Large number of scrap sequences

Hi all,

I have been using the ‘Costello Stool Analysis’ pipeline and applying it to my samples one by one (if there is an easier way to do this then I would love to know), however when I run the trim.seqs command (mothur > trim.seqs(fasta=stool.fasta, oligos=stool.oligos, qfile=stool.qual, maxambig=0, maxhomop=8, flip=T, bdiffs=1, pdiffs=2, qwindowaverage=35, qwindowsize=50, processors=2) I lose a lot of my sequences. For example, if I had 3000 sequences in the untrimmed fasta file I would generally have around half this (1500 sequences) in the trimmed file. The reason for just about all the scrapped sequences is due the (‘q’) qaverage and thus poor average quality score. As expected, when i reduced the ‘qwindowaverage’ in the trim.seqs command from 35 to 25 just about all the sequences were included (only 10% removed compared with ~50% initially).
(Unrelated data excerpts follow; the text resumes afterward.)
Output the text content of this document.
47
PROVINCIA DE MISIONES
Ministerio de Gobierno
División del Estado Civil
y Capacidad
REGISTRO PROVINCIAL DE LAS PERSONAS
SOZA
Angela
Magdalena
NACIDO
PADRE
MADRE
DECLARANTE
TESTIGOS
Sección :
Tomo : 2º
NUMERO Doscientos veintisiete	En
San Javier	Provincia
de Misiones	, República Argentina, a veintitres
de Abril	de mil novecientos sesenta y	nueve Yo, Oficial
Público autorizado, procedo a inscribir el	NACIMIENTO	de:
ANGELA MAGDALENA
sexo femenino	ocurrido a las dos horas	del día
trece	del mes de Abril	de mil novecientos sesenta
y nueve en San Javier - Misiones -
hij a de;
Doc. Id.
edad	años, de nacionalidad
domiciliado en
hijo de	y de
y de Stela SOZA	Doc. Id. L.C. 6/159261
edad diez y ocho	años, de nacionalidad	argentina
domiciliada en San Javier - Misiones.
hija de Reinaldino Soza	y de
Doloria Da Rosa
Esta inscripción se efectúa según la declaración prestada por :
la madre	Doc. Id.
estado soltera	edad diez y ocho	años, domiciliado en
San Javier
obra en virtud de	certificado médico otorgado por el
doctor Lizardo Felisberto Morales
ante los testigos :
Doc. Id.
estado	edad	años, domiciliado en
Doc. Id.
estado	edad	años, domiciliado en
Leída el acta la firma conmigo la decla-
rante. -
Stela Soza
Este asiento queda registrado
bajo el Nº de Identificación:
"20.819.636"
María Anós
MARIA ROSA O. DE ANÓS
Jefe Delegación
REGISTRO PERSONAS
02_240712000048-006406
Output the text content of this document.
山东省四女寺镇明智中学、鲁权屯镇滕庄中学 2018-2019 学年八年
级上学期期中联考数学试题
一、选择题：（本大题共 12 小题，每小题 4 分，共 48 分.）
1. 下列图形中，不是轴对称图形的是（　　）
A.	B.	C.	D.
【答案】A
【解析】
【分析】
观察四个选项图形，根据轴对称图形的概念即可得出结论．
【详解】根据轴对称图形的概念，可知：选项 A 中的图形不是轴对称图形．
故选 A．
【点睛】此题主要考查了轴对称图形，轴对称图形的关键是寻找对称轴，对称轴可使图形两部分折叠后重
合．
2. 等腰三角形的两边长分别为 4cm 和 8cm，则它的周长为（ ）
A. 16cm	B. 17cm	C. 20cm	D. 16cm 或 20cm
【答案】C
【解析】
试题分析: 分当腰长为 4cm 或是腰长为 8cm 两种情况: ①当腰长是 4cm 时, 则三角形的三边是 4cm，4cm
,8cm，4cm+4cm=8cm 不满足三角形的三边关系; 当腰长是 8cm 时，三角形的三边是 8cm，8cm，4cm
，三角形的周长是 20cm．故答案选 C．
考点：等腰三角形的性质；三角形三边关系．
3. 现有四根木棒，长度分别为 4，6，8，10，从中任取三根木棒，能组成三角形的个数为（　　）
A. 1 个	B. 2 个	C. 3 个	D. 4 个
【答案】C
Its not just more sequences that are included, the average number of bases in the sequences are increased substantially (e.g. ‘qwindowaverage=35’ gives average ~80 nbases and ‘qwindowaverage=25’ gives average ~250).

Below is the logfile for one sample as an e.g…

mothur > summary.seqs(fasta=current)
Using PGWM2SUMP.raw.trim.fasta as input file for the fasta parameter. -trimmed file(qwindowaverage=35)----------

Start End NBases Ambigs Polymer
Minimum: 1 50 50 0 3
2.5%-tile: 1 57 57 0 4
25%-tile: 1 72 72 0 4
Median: 1 88 88 0 4
75%-tile: 1 210 210 0 4
97.5%-tile: 1 281 281 0 5
Maximum: 1 414 414 0 6

of Seqs: 1087

Output File Name:

mothur > summary.seqs(fasta=PGWM2SUMP.raw.fasta) -Original File--------

Start End NBases Ambigs Polymer
Minimum: 1 225 225 0 3
2.5%-tile: 1 538 538 0 4
25%-tile: 1 549 549 0 4
Median: 1 556 556 0 5
75%-tile: 1 566 566 2 5
97.5%-tile: 1 667 667 7 7
Maximum: 1 1080 1080 35 31

of Seqs: 2757

Output File Name:

Using PGWM2SUMP.raw.trim.fasta as input file for the fasta parameter. -trimmed file(qwindowaverage=25)------------

Start End NBases Ambigs Polymer
Minimum: 1 50 50 0 3
2.5%-tile: 1 69 69 0 4
25%-tile: 1 92 92 0 4
Median: 1 251 251 0 4
75%-tile: 1 380 380 0 5
97.5%-tile: 1 437 437 0 6
Maximum: 1 524 524 0 7

of Seqs: 2406

[b]What I would like advice on is... Should I stick to using an 'qwindowaverage' of 35 and have the far reduced sequences in my analysis or lower the 'qwindowaverage' and increase the number of length of the sequences but obviously allow poorer quality sequences to make it into the analysis?!?[/b]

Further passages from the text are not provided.